While Whitehead notes that nearly all mantle cell lymphoma patients see their cancer develop resistance and recur after initial treatment, she says the existing models of the cancer “were overly resistant to chemotherapy, sometimes hundreds of time more resistant than what is observed in the clinic. The response of these overly resistant cells to treatment could potentially be much different than what is observed in humans.”
Whitehead and her colleagues worked with the JeKo-1 cell line in this effort, and found that cells that were treated with CHOP eventually not only developed resistance to the treatment, but proliferated rapidly when treated with therapeutic levels of the regimen.
“We begin with a standard mantle cell lymphoma cell line that has never been previously exposed to chemotherapy,” Whitehead tells DDNews. “We then gradually expose the cells to increasing levels of a chemotherapeutic mixture called CHOP, which is a blend of four anti-cancer drugs. Although many cells will die, the ones that remain do so because they have developed resistance to treatment.”
“Once we developed the model, we began looking at changes in gene expression that occur with the development of chemoresistance,” she adds. “Our initial data suggests that there are numerous oncogenes that are upregulated in resistant mantle cell lymphoma compared to untreated mantle cell lymphoma. We hope to publish these results in the future.”
Three such oncogenes were expressed at higher levels in the new cell model compared to their parent cells: Cyclin D1, Mcl-1 and Bcl-2. As noted by the authors, “Mcl-1 expression was 50 percent higher in resistant cells, while Bcl-2 and CyclinD1 expression increased by 38 percent and 11 percent, respectively … While the overexpression of cyclin D1 is a hallmark of mantle cell lymphoma, increased expression of the antiapoptotic proteins Mcl-1 and Bcl-2 is also involved in resistance to cell death.”
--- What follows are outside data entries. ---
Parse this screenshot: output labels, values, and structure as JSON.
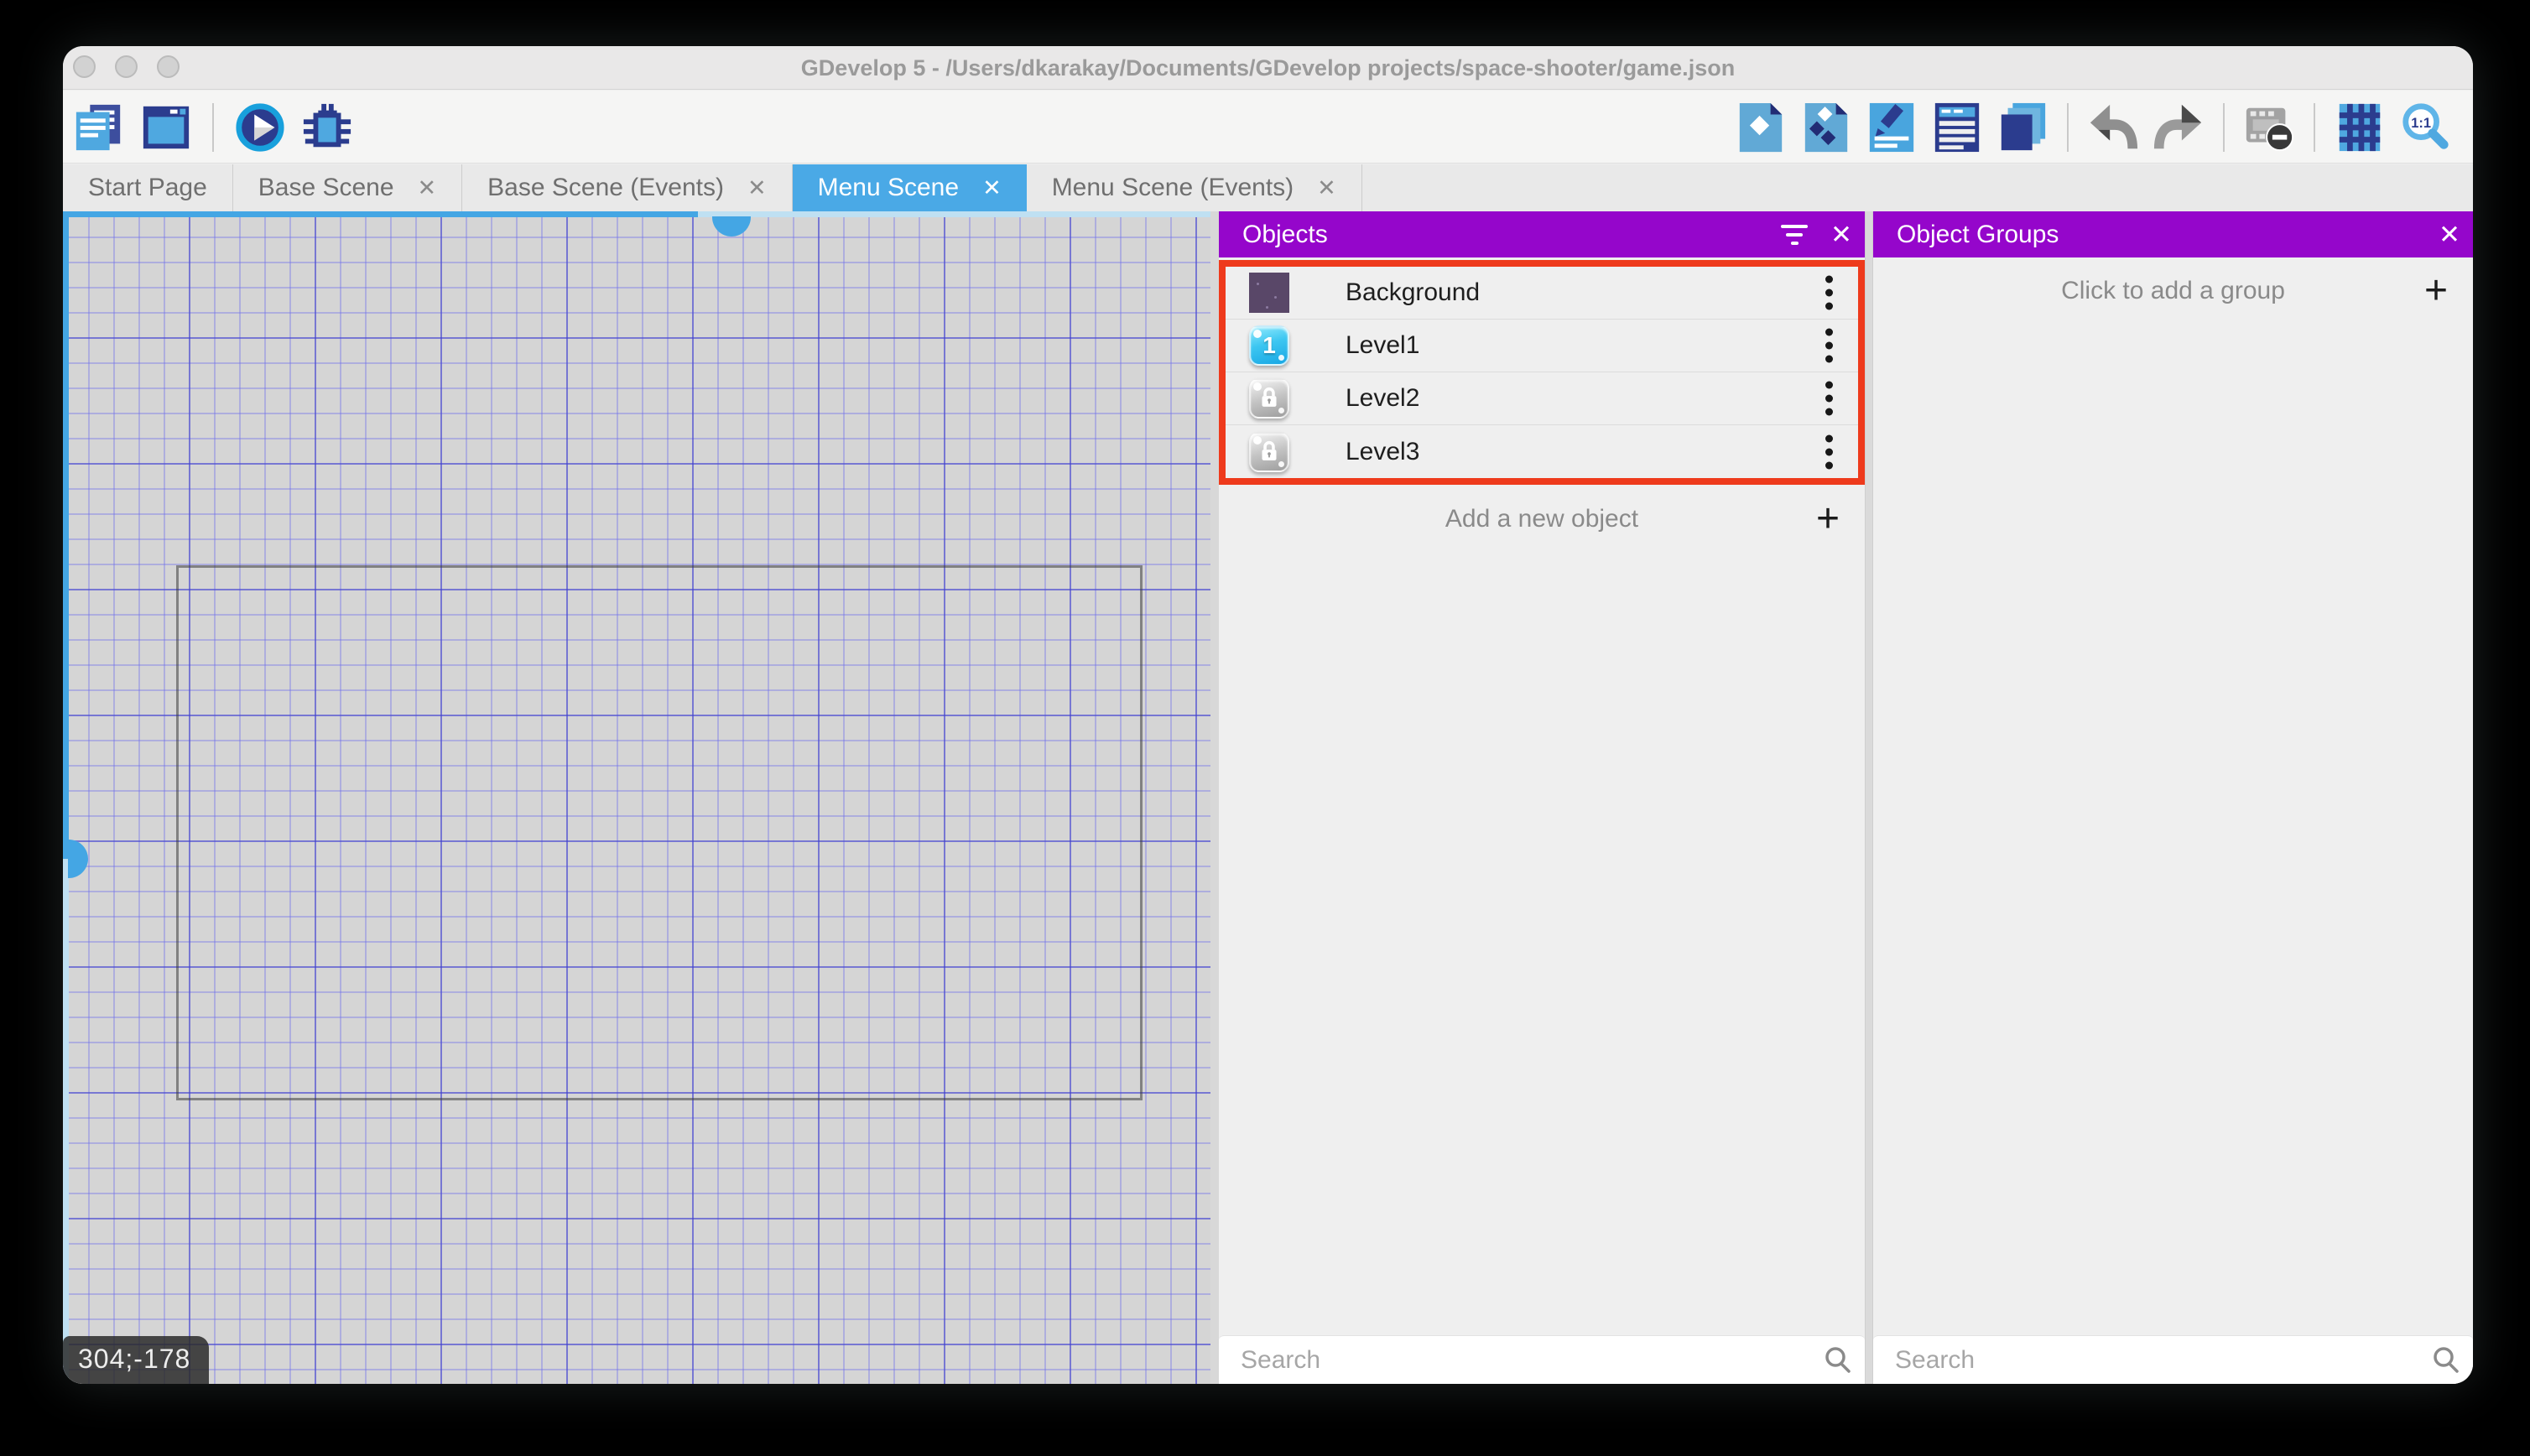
{
  "window": {
    "title": "GDevelop 5 - /Users/dkarakay/Documents/GDevelop projects/space-shooter/game.json"
  },
  "glyphs": {
    "close": "✕",
    "plus": "+"
  },
  "toolbar": {
    "left_icons": [
      "project-manager-icon",
      "scene-window-icon",
      "play-icon",
      "debug-bug-icon"
    ],
    "right_icons": [
      "objects-panel-icon",
      "instances-panel-icon",
      "properties-panel-icon",
      "layers-panel-icon",
      "instances-list-icon",
      "undo-icon",
      "redo-icon",
      "toggle-mask-icon",
      "toggle-grid-icon",
      "zoom-1-1-icon"
    ]
  },
  "tabs": [
    {
      "label": "Start Page",
      "active": false,
      "closable": false
    },
    {
      "label": "Base Scene",
      "active": false,
      "closable": true
    },
    {
      "label": "Base Scene (Events)",
      "active": false,
      "closable": true
    },
    {
      "label": "Menu Scene",
      "active": true,
      "closable": true
    },
    {
      "label": "Menu Scene (Events)",
      "active": false,
      "closable": true
    }
  ],
  "canvas": {
    "coordinates_label": "304;-178"
  },
  "objects_panel": {
    "title": "Objects",
    "items": [
      {
        "name": "Background",
        "icon": "background-sprite-thumbnail"
      },
      {
        "name": "Level1",
        "icon": "level1-button-thumbnail",
        "badge": "1"
      },
      {
        "name": "Level2",
        "icon": "locked-button-thumbnail"
      },
      {
        "name": "Level3",
        "icon": "locked-button-thumbnail"
      }
    ],
    "add_label": "Add a new object",
    "search_placeholder": "Search"
  },
  "groups_panel": {
    "title": "Object Groups",
    "add_label": "Click to add a group",
    "search_placeholder": "Search"
  },
  "colors": {
    "accent_blue": "#4AA9E6",
    "panel_header_purple": "#9506CB",
    "highlight_red": "#EE3A1C",
    "icon_navy": "#2B3C8E",
    "icon_blue": "#4FA8E0"
  }
}
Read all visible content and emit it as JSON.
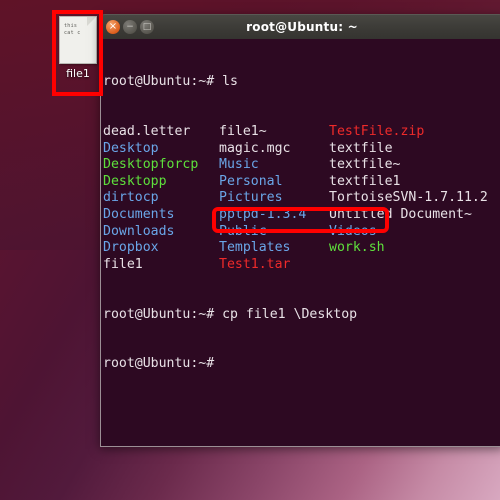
{
  "desktop": {
    "icon": {
      "name": "file1",
      "thumb_line1": "this",
      "thumb_line2": "cat c"
    }
  },
  "window": {
    "title": "root@Ubuntu: ~",
    "controls": {
      "close": "×",
      "minimize": "−",
      "maximize": "□"
    }
  },
  "terminal": {
    "prompt": "root@Ubuntu:~#",
    "line_ls": {
      "prompt": "root@Ubuntu:~#",
      "command": " ls"
    },
    "listing": [
      {
        "c1": "dead.letter",
        "c1color": "c-white",
        "c2": "file1~",
        "c2color": "c-white",
        "c3": "TestFile.zip",
        "c3color": "c-red"
      },
      {
        "c1": "Desktop",
        "c1color": "c-blue",
        "c2": "magic.mgc",
        "c2color": "c-white",
        "c3": "textfile",
        "c3color": "c-white"
      },
      {
        "c1": "Desktopforcp",
        "c1color": "c-green",
        "c2": "Music",
        "c2color": "c-blue",
        "c3": "textfile~",
        "c3color": "c-white"
      },
      {
        "c1": "Desktopp",
        "c1color": "c-green",
        "c2": "Personal",
        "c2color": "c-blue",
        "c3": "textfile1",
        "c3color": "c-white"
      },
      {
        "c1": "dirtocp",
        "c1color": "c-blue",
        "c2": "Pictures",
        "c2color": "c-blue",
        "c3": "TortoiseSVN-1.7.11.2",
        "c3color": "c-white"
      },
      {
        "c1": "Documents",
        "c1color": "c-blue",
        "c2": "pptpd-1.3.4",
        "c2color": "c-blue",
        "c3": "Untitled Document~",
        "c3color": "c-white"
      },
      {
        "c1": "Downloads",
        "c1color": "c-blue",
        "c2": "Public",
        "c2color": "c-blue",
        "c3": "Videos",
        "c3color": "c-blue"
      },
      {
        "c1": "Dropbox",
        "c1color": "c-blue",
        "c2": "Templates",
        "c2color": "c-blue",
        "c3": "work.sh",
        "c3color": "c-green"
      },
      {
        "c1": "file1",
        "c1color": "c-white",
        "c2": "Test1.tar",
        "c2color": "c-red",
        "c3": "",
        "c3color": "c-white"
      }
    ],
    "line_cp": {
      "prompt": "root@Ubuntu:~#",
      "command": " cp file1 \\Desktop"
    },
    "line_last": {
      "prompt": "root@Ubuntu:~#",
      "command": ""
    }
  },
  "annotations": {
    "icon_highlight": "file1-desktop-icon-highlight",
    "command_highlight": "cp-command-highlight"
  }
}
Whitehead says that in addition to further studying oncogenes in resistant vs. untreated mantle cell lymphoma, the team also hopes to develop therapeutics “that directly target the gene expression changes that occur upon development of resistance. Such gene therapies would have the potential to make the mantle cell lymphoma cells more susceptible to chemotherapy and other anti-cancer drugs.”